Parlare di astronomia a Ponte significa necessariamente passare per la storia di Giuseppe Piazzi, un fragile giovane che quasi non si pensava potesse sopravvivere e che, invece, è diventato un “stella”, giusto per restare in tema, del firmamento degli studi in ambito astronomico. Giuseppe Piazzi è nato a Ponte il 16 luglio 1746 da madre che ha altri nove figli (all’epoca si arrivava anche a venti!). Di questi solo tre superano l’infanzia, fra cui Giuseppe la cui salute sembra talmente debole da farlo battezzare subito in casa, prima che in chiesa. A Ponte Giuseppe rimane fino all’età di 11 anni. Della sua infanzia si hanno poche notizie. E’ dipinto come un ragazzo di carattere turbolento, di indole lenta ad apprendere – insomma non esattamente un genio a scuola … -, ma di spirito acuto e vivace, come poi la storia ha dimostrato. A 11 anni è inviato in seminario a Como per essere avviato alla vita religiosa. Seguono alcune date importanti della vita di Piazzi: 1763 a Milano dai Gesuiti, 1765 chierico teatino. Da lì iniziano i suoi viaggi: Torino, Malta, Ravenna, Cremona, Venezia, Roma fino al 1780 quando approda a Palermo come professore di calcolo sublime. I deputati della reale Accademia di Palermo chiedono la cattedra di astronomia che viene data al Piazzi che, mentre partono i lavori di costruzione dell’osservatorio, viene inviato a Londra e Parigi per perfezionarsi nella pratica delle osservazioni. A Londra conosce l’ottico Ramsden cui commissiona lo strumento di osservazione noto come il circolo di Ramsden, il cui disegno si può vedere ancora oggi nella mostra al teatro comunale. Di ritorno da Londra, Piazzi si ferma a Ponte che non vede da quando se n’è andato da ragazzo. Si ferma solo pochi giorni, utili per fargli annotare cose curiose sulla situazione economica di Ponte e pure sui divertimenti in voga, non tutti leciti (come il gioco d’azzardo del biribissi). Nel 1791 a Palermo è pronto l’osservatorio e Piazzi ci va come direttore, con il proposito di realizzare il catalogo stellare. Le osservazioni sono tantissime e viene aiutato dall’assistente Nicola Cacciatore, che diventerà direttore dell’osservatorio dopo il Piazzi. La sua caratteristica è questa: fare un’osservazione e ripeterla una marea di volte. Lui lo chiama «lavoro di schiena», come quello dei contadini della sua terra natale.
Il 18 gennaio 1801 facendo l’osservazione di una stella nella costellazione del Toro vede una “stella”, che poi però non ritrova. La ritrova, poi ancora no. Insomma capisce che non si tratta di una stella fissa.
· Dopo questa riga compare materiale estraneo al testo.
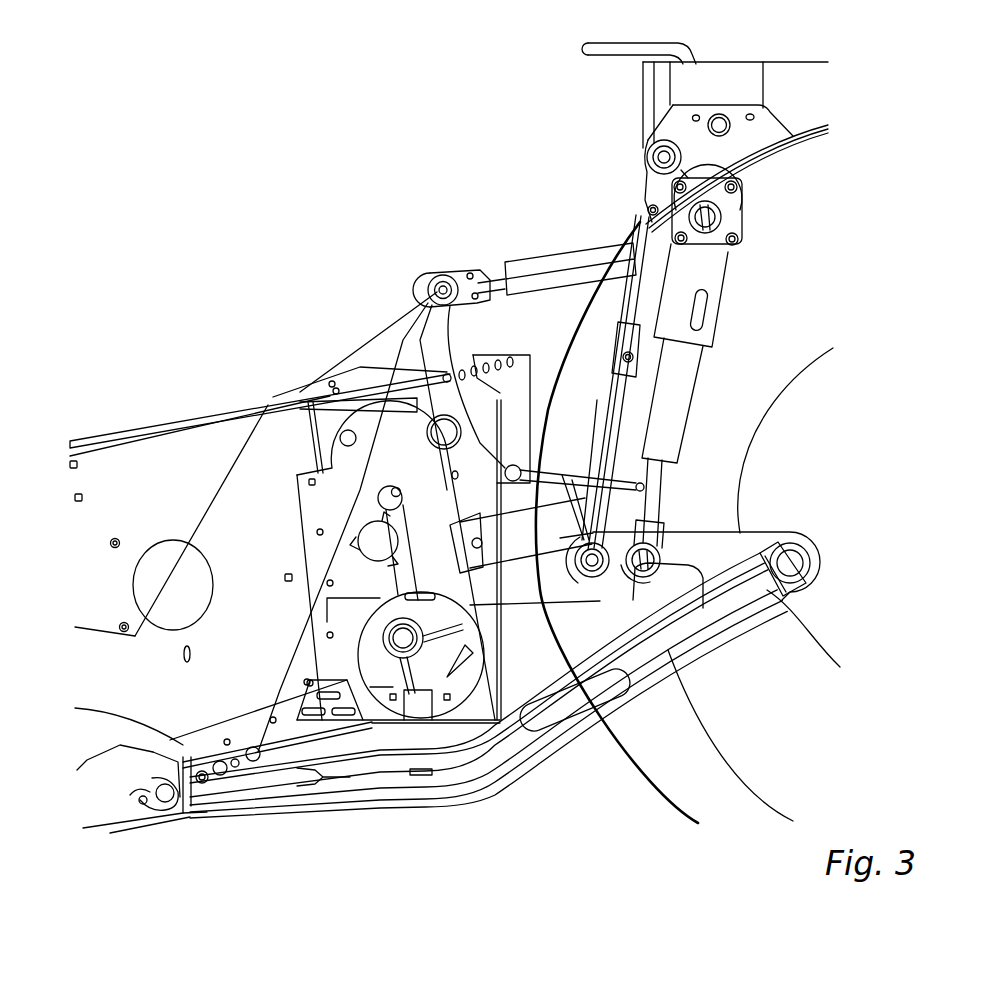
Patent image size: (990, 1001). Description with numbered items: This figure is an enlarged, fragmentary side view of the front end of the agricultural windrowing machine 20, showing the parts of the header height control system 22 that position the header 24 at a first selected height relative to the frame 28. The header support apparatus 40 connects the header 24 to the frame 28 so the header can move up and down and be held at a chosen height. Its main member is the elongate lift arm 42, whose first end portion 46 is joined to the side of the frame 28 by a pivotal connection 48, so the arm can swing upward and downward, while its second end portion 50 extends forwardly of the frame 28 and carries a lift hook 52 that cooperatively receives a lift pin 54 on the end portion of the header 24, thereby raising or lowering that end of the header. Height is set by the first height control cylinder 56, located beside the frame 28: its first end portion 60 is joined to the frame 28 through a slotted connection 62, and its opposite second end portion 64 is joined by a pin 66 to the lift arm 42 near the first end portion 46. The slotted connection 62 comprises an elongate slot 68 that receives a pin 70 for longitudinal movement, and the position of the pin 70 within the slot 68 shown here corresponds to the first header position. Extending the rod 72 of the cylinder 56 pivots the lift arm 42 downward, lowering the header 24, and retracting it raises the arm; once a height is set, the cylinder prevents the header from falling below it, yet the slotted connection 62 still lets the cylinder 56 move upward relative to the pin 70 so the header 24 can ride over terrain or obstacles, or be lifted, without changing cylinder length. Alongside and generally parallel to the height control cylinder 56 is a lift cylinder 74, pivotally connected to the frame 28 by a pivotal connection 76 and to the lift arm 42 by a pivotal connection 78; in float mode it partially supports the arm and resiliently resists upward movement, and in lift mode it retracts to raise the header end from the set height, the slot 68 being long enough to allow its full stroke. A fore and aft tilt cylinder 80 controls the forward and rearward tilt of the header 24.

Pensa una cometa, ma «questo suo movimento continuo mi ha fatto pensare – scrive l’astronomo in una lettera (anche questa missiva si può vedere alla mostra a Ponte) che sia qualcosa meglio di una cometa, ma mi guarderei bene dal dirla in pubblico». Poi, però, comunica il fatto alla comunità scientifica e, dopo alcuni mesi, la scoperta viene confermata. Quell’astro trovato si chiamerà “Cerere ferdinandea”. La scoperta porta onori al Piazzi che continua nel suo lavoro, quasi certosino diremmo. Nel 1803 pubblica il catalogo stellare e viene nominato direttore anche dell’osservatorio di Napoli dove muore il 22 luglio 1826. Le spoglie, per suo desiderio, si trovano nella chiesa dei padri teatini a Napoli.
«Ma che posso dire di me, che meriti di tenerne memoria?», dicevamo all’inizio. Ebbene, Ponte crede – e lo condividiamo – che lo scopritore di Cerere ne abbia da dire di sé. E la memoria di oggi ne perpetua l’importanza.